Tuesday, February 22, 2011

Review: Cedar Rapids


I just wanted to offer a few words on this new comedy from Office funnyman Ed Helms.  Comedy is difficult for me, I suppose it's difficult for most.  To try and predict if a movie will make me laugh is virtually impossible.  My feelings toward new comedy are apprehensive at best, same with new horror films.  And so I pretty much avoid new comedies unless I'm explicitly told by a tried and true source that I must see such-and-such.  This is how I avoided seeing The Hangover for so long.  A movie that I wrote off as another man-child adventure and this time in that most cliched of movie cities, Las Vegas.  However, one day on a trip to the supermarket, I stopped at the Redbox looking for new fare only to find nothing.  My girlfriend is always in favor of a comedy.  (I, always foreign art-house, which I guess can become tiresome.)  So I figured I'd give it a go with The Hangover, as it was the only comedy I thought might not be completely terrible.  Well, that or G-Force.  The movie was pleasant surprise that had me laughing out loud from the first paging of Dr. Faggot. 
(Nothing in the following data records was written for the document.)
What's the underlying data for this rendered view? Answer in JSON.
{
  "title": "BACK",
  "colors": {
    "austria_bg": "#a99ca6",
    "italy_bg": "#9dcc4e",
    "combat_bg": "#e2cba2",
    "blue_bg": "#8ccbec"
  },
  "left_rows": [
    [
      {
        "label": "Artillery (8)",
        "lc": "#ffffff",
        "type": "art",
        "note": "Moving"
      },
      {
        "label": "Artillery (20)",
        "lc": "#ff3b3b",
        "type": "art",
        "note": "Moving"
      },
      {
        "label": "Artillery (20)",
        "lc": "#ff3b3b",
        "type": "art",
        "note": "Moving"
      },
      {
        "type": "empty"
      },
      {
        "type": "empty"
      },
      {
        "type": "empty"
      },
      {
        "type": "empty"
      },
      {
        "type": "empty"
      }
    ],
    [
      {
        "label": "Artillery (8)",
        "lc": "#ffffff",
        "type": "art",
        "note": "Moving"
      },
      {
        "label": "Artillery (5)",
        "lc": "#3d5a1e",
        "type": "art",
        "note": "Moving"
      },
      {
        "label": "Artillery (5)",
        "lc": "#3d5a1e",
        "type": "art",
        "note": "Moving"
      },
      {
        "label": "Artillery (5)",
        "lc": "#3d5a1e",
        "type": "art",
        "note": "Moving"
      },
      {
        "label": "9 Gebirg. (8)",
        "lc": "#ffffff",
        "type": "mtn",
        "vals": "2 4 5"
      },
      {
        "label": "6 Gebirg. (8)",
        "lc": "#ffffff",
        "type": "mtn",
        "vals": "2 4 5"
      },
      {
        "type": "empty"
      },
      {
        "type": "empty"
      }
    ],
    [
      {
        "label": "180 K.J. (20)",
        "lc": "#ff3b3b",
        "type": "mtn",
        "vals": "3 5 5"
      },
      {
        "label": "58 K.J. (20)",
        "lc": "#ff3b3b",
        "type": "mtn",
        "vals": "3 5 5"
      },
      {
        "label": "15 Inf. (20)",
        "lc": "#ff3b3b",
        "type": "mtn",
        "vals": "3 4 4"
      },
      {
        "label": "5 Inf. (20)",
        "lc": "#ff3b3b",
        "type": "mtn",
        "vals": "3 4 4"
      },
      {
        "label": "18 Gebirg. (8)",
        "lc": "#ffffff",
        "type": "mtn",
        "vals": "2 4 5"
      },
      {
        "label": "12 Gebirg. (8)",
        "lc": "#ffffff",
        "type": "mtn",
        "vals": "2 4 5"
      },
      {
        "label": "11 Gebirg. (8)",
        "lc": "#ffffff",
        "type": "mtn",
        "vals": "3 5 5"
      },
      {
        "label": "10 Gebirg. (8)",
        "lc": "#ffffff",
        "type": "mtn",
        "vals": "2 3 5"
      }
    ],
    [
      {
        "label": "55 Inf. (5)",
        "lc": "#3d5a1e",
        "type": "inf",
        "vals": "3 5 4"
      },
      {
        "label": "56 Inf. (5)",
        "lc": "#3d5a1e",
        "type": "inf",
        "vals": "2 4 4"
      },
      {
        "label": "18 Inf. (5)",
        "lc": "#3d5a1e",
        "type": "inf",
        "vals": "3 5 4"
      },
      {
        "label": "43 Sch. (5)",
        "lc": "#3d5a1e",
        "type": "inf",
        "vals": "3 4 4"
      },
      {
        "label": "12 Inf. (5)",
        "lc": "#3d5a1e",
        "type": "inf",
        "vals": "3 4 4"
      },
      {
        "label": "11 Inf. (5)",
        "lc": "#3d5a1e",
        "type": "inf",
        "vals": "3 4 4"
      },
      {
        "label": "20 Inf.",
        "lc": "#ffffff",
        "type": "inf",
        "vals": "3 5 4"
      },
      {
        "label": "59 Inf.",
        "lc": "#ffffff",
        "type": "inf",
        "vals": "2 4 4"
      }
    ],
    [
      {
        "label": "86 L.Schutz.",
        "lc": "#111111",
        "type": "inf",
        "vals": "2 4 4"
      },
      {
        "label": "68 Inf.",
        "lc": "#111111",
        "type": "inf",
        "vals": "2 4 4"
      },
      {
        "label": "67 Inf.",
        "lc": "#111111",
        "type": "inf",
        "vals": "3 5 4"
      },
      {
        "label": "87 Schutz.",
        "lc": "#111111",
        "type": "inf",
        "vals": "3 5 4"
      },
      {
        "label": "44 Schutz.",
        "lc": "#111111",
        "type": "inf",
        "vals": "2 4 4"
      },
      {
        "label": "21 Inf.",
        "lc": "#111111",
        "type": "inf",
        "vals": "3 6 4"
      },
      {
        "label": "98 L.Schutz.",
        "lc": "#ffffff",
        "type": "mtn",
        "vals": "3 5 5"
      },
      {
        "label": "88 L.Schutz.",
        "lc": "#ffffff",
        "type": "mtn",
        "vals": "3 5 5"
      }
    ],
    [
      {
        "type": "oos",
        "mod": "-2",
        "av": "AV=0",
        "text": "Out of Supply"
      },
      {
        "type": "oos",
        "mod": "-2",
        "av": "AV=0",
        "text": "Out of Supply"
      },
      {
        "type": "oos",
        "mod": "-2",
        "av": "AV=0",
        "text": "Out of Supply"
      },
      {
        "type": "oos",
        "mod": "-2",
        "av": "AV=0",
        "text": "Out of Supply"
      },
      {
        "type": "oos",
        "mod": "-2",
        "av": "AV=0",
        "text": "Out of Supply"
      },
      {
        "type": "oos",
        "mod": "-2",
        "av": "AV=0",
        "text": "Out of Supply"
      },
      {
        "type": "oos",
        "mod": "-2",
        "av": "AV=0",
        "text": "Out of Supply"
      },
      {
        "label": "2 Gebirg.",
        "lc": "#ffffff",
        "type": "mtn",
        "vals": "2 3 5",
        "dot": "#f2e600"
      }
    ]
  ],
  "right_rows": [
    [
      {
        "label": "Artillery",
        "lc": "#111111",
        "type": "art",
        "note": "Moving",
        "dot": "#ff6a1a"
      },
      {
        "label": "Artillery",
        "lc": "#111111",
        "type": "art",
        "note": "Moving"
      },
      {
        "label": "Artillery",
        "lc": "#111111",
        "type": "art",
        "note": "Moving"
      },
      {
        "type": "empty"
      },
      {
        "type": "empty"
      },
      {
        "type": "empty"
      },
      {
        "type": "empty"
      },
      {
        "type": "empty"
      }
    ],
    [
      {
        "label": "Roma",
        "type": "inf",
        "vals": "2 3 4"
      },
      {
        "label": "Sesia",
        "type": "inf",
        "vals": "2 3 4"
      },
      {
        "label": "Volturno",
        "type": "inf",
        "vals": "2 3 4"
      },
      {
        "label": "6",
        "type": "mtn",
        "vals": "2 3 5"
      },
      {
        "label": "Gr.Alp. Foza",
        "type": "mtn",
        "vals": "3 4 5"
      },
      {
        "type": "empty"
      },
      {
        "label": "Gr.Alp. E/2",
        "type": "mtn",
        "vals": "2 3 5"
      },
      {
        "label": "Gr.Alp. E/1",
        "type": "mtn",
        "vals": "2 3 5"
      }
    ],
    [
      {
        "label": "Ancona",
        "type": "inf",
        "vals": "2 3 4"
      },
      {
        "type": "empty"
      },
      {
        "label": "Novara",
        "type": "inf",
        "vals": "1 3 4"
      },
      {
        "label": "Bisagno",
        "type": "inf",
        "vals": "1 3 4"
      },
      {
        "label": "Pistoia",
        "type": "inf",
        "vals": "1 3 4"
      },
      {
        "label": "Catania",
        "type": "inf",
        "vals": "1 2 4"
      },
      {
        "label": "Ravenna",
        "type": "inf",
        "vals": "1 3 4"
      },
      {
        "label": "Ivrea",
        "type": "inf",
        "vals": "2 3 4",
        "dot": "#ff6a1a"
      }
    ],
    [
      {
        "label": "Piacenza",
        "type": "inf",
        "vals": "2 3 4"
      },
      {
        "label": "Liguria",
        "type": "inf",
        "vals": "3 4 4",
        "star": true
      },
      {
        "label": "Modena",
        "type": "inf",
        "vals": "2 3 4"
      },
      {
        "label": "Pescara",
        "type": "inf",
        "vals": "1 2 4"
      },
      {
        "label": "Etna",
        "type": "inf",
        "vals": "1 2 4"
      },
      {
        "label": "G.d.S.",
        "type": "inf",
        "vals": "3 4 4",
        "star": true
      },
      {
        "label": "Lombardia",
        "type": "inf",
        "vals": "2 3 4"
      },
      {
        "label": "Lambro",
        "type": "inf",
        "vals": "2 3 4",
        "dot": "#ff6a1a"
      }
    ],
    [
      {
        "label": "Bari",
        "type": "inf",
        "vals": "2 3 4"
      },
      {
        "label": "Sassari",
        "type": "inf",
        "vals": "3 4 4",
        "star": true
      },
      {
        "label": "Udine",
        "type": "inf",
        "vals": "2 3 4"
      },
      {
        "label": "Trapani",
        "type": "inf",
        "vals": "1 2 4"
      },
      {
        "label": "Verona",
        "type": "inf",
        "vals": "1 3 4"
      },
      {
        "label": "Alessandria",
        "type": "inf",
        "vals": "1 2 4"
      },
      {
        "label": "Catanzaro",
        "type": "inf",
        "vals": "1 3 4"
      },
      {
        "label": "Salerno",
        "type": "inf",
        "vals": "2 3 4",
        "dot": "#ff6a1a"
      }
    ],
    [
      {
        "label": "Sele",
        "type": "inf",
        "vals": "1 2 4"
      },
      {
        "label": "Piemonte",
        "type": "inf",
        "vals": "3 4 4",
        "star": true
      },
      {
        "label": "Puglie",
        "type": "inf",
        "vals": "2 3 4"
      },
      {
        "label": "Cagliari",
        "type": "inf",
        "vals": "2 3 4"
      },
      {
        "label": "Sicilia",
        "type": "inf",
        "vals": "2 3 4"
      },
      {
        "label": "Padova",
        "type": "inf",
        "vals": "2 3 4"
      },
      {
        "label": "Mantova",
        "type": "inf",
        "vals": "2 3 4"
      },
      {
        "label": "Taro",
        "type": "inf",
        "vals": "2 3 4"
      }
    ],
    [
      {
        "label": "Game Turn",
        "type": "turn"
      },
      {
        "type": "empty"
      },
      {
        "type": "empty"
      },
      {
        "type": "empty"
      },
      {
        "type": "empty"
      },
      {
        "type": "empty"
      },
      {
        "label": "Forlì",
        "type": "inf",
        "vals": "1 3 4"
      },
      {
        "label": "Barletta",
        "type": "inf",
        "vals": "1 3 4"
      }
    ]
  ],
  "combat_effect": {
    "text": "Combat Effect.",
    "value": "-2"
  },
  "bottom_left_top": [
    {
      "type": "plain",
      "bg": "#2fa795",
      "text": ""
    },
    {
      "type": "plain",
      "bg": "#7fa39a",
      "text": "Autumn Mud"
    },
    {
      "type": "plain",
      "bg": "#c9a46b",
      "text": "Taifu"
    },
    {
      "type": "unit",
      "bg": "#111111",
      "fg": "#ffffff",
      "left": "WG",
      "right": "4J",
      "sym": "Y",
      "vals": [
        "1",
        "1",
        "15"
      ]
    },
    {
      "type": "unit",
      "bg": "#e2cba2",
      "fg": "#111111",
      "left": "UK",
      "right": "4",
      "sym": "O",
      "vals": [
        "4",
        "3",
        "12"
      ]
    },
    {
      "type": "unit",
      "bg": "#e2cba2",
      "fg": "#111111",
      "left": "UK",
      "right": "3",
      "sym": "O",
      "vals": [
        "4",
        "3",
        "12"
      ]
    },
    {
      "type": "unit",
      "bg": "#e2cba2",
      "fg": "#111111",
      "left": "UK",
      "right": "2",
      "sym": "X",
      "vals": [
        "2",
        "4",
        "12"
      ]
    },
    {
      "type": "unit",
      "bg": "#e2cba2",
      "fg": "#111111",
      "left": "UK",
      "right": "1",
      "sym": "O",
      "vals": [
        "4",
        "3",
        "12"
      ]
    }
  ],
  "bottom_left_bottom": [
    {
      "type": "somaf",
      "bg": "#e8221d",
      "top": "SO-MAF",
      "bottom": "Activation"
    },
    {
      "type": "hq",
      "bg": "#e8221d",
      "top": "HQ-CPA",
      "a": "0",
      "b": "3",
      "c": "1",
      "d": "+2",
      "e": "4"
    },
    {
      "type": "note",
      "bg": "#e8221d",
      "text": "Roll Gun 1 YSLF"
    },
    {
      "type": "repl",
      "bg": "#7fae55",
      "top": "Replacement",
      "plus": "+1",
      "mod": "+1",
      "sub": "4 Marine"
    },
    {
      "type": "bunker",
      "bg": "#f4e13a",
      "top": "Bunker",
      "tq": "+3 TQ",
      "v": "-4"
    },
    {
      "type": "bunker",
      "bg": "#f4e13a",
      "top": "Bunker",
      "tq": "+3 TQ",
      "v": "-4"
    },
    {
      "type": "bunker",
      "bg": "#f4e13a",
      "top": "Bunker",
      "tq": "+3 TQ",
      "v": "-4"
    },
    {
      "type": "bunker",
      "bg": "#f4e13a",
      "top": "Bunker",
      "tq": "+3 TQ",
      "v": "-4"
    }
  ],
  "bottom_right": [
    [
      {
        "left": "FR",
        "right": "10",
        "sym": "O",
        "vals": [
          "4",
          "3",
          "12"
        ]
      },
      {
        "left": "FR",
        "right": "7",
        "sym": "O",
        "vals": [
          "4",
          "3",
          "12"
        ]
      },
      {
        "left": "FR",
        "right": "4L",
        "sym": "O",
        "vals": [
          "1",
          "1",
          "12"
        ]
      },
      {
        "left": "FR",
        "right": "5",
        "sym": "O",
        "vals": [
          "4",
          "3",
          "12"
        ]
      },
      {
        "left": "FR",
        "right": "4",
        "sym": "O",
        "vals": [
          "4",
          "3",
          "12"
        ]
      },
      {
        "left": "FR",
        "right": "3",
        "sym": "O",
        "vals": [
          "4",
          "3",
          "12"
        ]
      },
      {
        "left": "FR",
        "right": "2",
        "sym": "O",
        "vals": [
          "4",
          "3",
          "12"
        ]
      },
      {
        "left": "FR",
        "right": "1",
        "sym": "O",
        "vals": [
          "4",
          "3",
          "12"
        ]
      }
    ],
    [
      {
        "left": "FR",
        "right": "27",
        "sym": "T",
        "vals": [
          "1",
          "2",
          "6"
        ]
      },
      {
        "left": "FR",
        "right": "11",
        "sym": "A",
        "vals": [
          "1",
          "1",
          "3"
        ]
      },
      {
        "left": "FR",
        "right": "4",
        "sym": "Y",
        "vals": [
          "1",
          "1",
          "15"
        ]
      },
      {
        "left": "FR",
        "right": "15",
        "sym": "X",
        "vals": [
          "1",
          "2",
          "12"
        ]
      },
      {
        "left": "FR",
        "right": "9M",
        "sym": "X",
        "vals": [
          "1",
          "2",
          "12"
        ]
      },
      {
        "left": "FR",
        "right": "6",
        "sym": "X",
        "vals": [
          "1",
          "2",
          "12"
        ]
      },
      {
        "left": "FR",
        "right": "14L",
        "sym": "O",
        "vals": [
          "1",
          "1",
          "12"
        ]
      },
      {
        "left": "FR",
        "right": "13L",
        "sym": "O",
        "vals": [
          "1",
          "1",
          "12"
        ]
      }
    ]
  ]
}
Zach Galifianakis was the anchor of the movie with Helms and Bradley Cooper playing the straight men.  In Cedar Rapids, Helms plays the straight man again, but this time as the protagonist.  He has to play it straight for us to care about him at all and he does it well.  I don't think it's ever difficult to sympathize with him, even as the often irritating Andy Bernard.  In Rapids Helms plays a Midwestern insurance salesman, Tim Lippe,  sent to an insurance convention in the eponymous city and it is immediately apparent that this is a case of a little fish in a...er slightly bigger pond.  Hell, he's probably never been out of his one-stoplight valley town.  He's a good guide and easy to root for, but ultimately not that funny.  His best lines are ones that implicitly express his ignorance of the world around him.  Isaiah Whitlock Jr.  plays a fellow insurance salesman who plays it straight throughout.  (Except for the much talked about Omar Little dialogue.)  Not surprisingly it's John C. Reilly who gives the movie real comedy credibility.  He's irreverant and loud and just profane, but still somehow likeable.  He represents the truth underneath all the Midwestern Bible thumping.  People are fucked up and he's not scared to show it.  To put it plainly, John C. Reilly is the reason to see this movie.  There is a fairly interesting story about man who comes to terms with the darkness of world around him.  Like Blue Velvet, but with less Dennis Hopper and less disembodied ears.  There were moments that dragged, when I found myself looking at the velvet curtains in the theater.  Overall pretty good, and not a waste of time, thanks to John C. Reilly.